Acrobat has been able to do Optical Character Recognition (OCR) for years, but the quality of the OCR depends on the quality of the scan and other features. It's 2011 and OCR still tends to get most things wrong. PDFs using scans tend to be excessively large, and OCR makes them larger because it simply adds a layer over the original scans.
When I drowned my copies of SOTA64 and Shadows of Europe, I took it upon myself to scan them because it seemed like a good idea, and I was using them often. It was a pain to try and leaf through these books. So I made a PDF of them, and tried OCR. It was a catastrophic failure. Of course, this was years ago. OCR has supposedly gotten better, but I've tried it with those scans since, and other books (since the scans were of warped pages), and I've never had much luck. Although to be fair it also takes a while, and I've never had the patience after the first few pages just fail.
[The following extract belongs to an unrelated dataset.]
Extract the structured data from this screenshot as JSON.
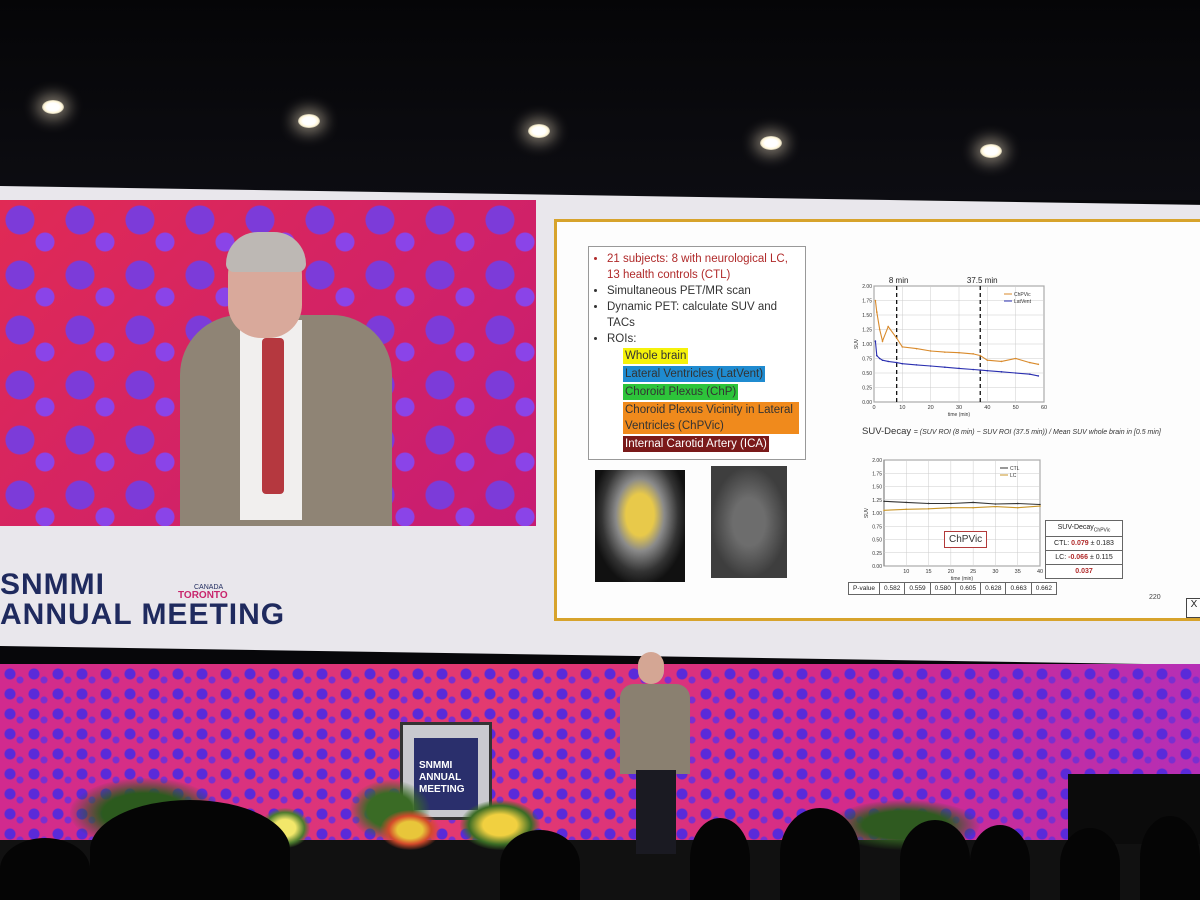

The better idea is to get the original text and art and redo the layout directly into PDF. The problem is that it takes forever, and Catalyst is running short on layout folks. There is also the matter of getting the original files, which aren't always available. But Wyrm's right. Searchable PDFs are great, would be swell for older books, and there is definitely a need and desire for them among the freelancers and the customers. It is a godsend that Portfolio of a Dragon is one of the books they recompiled for PDF.